In ovarian KK-1 granulosa cells, methylation of the intronic enhancer CpG2 prevents E₂ stimulation of Srd5a1 expression. (A) DNA methylation (bisulfite conversion and sequencing) at the Srd5a1 promoter (−123 to +62 bp) and intronic enhancer (+870 to +1081, including CpG1 and CpG2) in ovarian KK-1 cells: each column represents a single CpG site, and each row a repeat; black circles represent CpGs that are methylated and white circles those that are not. (B) Targeted DNA methylation was performed by stable expression of a FLAG-tagged dCas9-DNMT3A catalytic domain, recruited to the enhancer of Srd5a1 by two site-specific gRNAs (thick green lines). (C) ChIP assay for FLAG peptide in KK-1 cells stably expressing dCas9-DNMT3A-FLAG, after transfection with the gRNAs or empty vector, followed by qPCR for the Srd5a1 intronic enhancer, an upstream region and Gapdh as controls; IP/input levels presented as in Fig. 2B (n = 3). Student t-test compared levels in cells with and without transfection of the gRNAs; * < 0.05. (D) Levels of DNA methylation (measured by bisulfite conversion and MiSeq) in these cells at CpG1 and CpG2 of the Srd5a1 intronic enhancer, shown relative to those in control cells (no gRNAs); mean ± SEM (n = 3). (E) Srd5a1 and Greb1 mRNA levels in these cells with or without E₂ (10 nM, 24 hours).
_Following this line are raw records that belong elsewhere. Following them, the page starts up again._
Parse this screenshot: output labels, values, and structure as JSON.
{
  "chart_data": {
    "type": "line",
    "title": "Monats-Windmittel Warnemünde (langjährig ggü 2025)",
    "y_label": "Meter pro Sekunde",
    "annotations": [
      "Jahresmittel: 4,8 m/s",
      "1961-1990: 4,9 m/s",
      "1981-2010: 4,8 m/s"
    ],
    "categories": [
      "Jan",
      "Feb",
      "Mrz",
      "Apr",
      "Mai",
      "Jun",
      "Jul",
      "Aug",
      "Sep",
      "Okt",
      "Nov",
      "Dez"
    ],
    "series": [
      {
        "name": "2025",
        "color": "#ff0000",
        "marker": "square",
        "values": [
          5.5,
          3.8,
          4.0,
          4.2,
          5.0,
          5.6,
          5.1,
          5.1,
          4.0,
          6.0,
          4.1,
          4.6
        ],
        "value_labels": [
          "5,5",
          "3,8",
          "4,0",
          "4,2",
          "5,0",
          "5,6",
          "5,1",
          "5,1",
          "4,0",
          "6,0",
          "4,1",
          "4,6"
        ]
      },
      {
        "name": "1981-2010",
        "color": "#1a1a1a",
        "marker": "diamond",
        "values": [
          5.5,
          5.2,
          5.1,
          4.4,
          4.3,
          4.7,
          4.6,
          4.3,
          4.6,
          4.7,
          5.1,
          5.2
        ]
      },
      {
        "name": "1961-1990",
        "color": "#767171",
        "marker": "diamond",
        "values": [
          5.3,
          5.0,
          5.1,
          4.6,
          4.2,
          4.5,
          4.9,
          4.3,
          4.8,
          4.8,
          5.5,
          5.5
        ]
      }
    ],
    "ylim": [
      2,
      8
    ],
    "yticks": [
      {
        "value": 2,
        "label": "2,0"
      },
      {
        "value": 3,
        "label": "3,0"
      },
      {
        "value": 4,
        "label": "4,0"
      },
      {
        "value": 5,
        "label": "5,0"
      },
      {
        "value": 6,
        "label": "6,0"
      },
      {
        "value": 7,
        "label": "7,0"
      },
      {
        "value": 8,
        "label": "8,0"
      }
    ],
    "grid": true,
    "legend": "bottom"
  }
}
The mRNA levels were analyzed and presented as before (n = 3); **P < .01, ***P < .001 compared with untreated controls.

Figure 4.

In GnRH neuronal GT1-7 cells, Srd5a1 mRNA levels are not affected by E₂ even after reduction in intronic enhancer CpG1 methylation. (A) DNA methylation at the intronic enhancer and ∼300 bp adjacent upstream region in the POA of 7- and 60-day-old female mice was performed and is presented as % methylation, mean ± SEM (n = 4); small or capital letters designate statistical tests for each age group separately (Kruskal Wallis, Dunn test); CpG (0) had no detectable methylation. (B) DNA methylation was assessed at the Srd5a1 promoter (−124 to +62 bp) and intronic enhancer (CpG1 and CpG2) in GT1-7 cells, as in Fig. 3A and is presented similarly. (C, D) Srd5a1 mRNA levels in (C) KK-1 and GT1-7 cells, or (D) GT1-7 cells after 10 to 100 nM E₂ exposure (Greb1 serves as positive control), measured and presented as before (n = 4); *P < .05, ***P < .001. (E) Targeted demethylation was performed by overexpression of dCas9-TET1 catalytic domain, recruited to the Srd5a1 enhancer by the same site-specific gRNAs as in Fig. 3B (thick green lines). (F) DNA methylation (bisulfite conversion and MiSeq) at CpG1 and CpG2 of the Srd5a1 intronic enhancer in the GT1-7 cells expressing the dCas9-TET1. Levels are presented relative to those in control cells (no gRNAs); mean ± SEM (n = 3); *P < .05. (G) Srd5a1 mRNA levels in similarly transfected cells, with or without exposure to E₂ (10 nM), presented as before (n = 3); P > .05 in t-test for all comparisons.

Figure 5.

The glucocorticoid, dexamethasone, represses Srd5a1 expression in GT1-7 neuronal cells, and the glucocorticoid receptor is found at the intronic enhancer. (A, B) Srd5a1 mRNA levels in GT1-7 cells after (A) 1-100 nM dexamethasone (Dex; n = 6-7) for 24 hours, with Gnrh and Fkbp5 as controls, or (B) 10 nM Dex for 24 to 72 hours (n = 3-4); data analyzed and presented as before. (C) ChIP assay for GR in GT1-7 cells after Dex exposure (10 nM, 24 hours), and qPCR for identification of binding at the Srd5a1 promoter, enhancer, and additional putative sites (from chip-atlas.org), with Fkbp5 as positive control, performed and presented as in Fig. 2B (n = 3). Student t-test compared treated and nontreated groups; ***P < .001, otherwise P > .05.